Time to strengthen the efforts in tackling fraud and waste!
The World Health Organisation considers fraud as one of the ten leading causes of inefficiency in health systems. The average amount of healthcare fraud is estimated to be 6.19% of the global healthcare expenditure for 2013 (or roughly 5.65€ trillion)[1].
These astounding figures resonate even louder in a time when national healthcare systems are put under considerable financial constraints and when governments, payers, healthcare providers and patients are required to spend every single euro with extra care. The recent European Commission’s Country-specific Recommendations (CSR) invite Member States to take measures to contain healthcare costs whose raise represents a risk for the sustainability of social protection systems. An efficient fraud detection system could free up considerable resources to be invested to improve quality and access to healthcare.
Committed to the principle of access to high quality healthcare for everyone, AIM acknowledges that healthcare fraud and corruption represent a tremendous obstacle to universal, solidarity-based and sustainable healthcare systems. Therefore, AIM, through its Working Group dedicated to the Fight against Fraud, underlines the importance for health insurers, healthcare providers and authorities to develop proactive and efficient anti-fraud policies. AIM fraud experts identify several areas to take actions:
- Collaboration with providers and patients should be promoted as many cases of irregularities reported happen to be simple mistakes rather than fraud.

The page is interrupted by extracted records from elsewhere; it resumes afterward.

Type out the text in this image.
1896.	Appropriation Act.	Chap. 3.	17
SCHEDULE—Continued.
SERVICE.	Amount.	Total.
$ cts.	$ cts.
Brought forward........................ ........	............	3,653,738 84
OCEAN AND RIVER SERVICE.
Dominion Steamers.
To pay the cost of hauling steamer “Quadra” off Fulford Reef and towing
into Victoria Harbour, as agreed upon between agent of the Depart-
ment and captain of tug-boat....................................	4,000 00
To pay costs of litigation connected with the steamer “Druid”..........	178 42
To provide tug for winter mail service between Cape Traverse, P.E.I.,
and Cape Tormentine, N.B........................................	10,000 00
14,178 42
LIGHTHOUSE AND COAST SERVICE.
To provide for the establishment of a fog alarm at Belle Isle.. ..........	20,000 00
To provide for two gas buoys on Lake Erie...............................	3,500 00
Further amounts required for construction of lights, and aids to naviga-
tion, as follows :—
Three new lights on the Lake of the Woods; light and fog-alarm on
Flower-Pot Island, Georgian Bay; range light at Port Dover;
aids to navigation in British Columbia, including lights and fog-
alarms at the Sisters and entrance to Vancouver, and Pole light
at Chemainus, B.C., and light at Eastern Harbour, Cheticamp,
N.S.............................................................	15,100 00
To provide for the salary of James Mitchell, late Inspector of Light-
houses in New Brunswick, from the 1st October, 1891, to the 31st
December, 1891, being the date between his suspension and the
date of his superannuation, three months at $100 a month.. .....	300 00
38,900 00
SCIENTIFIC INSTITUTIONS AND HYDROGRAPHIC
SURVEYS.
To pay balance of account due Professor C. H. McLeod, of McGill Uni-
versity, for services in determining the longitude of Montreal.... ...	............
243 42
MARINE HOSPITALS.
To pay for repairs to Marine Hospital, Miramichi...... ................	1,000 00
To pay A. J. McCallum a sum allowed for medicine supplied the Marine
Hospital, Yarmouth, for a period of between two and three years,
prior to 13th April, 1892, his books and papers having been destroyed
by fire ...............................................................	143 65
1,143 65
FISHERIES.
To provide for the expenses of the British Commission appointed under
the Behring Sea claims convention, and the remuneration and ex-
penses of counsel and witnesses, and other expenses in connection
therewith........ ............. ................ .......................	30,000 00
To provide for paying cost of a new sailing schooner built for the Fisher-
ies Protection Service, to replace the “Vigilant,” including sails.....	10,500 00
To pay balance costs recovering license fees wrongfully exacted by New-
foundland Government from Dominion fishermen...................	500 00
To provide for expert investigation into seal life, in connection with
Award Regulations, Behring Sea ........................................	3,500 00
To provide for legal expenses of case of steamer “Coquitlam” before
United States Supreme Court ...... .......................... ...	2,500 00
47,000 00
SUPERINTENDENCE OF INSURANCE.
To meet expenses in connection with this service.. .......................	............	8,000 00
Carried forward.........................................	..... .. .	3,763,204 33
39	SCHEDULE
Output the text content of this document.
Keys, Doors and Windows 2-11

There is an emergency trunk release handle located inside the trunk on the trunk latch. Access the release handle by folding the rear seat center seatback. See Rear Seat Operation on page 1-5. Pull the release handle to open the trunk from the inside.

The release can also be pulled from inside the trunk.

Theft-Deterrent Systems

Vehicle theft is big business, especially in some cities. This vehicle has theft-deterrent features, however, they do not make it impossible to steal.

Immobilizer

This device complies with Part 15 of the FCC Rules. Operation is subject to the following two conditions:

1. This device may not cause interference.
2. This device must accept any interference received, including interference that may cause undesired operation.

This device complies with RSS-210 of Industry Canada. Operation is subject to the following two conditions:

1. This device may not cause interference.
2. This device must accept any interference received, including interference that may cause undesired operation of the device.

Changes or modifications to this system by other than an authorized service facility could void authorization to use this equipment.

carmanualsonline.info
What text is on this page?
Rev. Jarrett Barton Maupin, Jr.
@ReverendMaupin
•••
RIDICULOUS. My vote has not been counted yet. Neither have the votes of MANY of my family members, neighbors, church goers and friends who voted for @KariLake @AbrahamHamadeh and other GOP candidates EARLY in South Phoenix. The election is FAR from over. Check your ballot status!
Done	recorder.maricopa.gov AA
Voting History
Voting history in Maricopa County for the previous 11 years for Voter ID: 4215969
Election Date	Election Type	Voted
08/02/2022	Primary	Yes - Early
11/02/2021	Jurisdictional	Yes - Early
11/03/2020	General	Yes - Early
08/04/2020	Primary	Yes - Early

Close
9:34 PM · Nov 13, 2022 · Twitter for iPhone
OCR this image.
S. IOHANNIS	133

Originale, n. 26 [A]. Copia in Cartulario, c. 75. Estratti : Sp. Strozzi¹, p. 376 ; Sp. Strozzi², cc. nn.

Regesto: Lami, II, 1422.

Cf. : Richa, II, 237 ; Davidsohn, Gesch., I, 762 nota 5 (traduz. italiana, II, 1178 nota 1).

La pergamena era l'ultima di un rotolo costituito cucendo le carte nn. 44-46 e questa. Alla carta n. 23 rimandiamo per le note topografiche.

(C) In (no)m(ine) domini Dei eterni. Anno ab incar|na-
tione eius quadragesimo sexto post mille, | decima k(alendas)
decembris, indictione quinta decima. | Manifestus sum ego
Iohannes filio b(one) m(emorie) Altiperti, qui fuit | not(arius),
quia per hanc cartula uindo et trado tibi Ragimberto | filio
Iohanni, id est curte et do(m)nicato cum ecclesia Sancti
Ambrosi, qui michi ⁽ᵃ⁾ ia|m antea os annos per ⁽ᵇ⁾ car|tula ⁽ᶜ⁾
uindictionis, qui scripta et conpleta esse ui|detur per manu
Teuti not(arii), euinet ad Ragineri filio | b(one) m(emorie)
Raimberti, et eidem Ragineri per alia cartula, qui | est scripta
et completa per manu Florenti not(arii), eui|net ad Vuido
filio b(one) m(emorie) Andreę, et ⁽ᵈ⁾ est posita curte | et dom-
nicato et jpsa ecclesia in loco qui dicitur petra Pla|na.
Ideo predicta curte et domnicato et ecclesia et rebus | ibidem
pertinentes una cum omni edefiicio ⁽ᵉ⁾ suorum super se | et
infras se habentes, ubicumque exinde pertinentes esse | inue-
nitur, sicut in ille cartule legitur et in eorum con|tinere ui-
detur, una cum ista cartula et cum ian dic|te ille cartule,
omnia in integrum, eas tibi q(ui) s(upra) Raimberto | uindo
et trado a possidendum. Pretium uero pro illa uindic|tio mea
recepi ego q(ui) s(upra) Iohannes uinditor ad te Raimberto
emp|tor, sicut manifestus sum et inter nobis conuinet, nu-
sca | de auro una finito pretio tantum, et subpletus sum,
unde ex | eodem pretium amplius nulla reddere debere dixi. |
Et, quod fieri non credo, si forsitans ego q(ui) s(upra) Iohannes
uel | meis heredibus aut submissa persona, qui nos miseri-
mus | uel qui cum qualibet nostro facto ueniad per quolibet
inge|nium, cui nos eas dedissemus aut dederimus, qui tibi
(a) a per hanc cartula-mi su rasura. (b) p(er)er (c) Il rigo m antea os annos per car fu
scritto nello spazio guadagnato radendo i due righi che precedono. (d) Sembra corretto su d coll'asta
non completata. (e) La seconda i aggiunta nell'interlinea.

Providing constructive feedback and optimising billing procedures would also contribute to more transparency, less mistakes and fraud opportunities;
- The use of e-tools and data mining technics to prevent and detect fraudulent behaviours can play a crucial role to support fraud audits and better allocate resources;
- Multiple approach system implying creation of dedicated fraud units within organisations, the development of corporate compliance schemes and the enforcement of principles of integrity both for employees and affiliates of healthcare insurers are proven to be appropriate and efficient solutions;
- Sharing information about new fraud trends, exchanging best practices and information between health insurers and governments both at national and international level can be a big help, also to tackle the issue of cross-border healthcare fraud.
Together with its partner, the European Healthcare Fraud & Corruption Network (EHFCN), AIM supports the recommendations formulated in the Study on Corruption in the Healthcare Sector ordered by the European Commission in 2013[2] and asks both the EU and national governments to support the different players involved to fight fraud by helping them to develop innovative and efficient anti-fraud systems through:
- setting clear and effectively enforced anti-fraud and corruption rules
- communicating about the impact of fraud on healthcare systems
- facilitating the exchange of information between stakeholders
About AIM Fight against Fraud Working Group
AIM holds on a regular basis meetings dedicated to the fight against fraud in healthcare. The group gathers fraud experts from all over Europe who exchange about policies and tools to tackle fraud. This working group intends to inspire the members of AIM to take more concrete measures in this field.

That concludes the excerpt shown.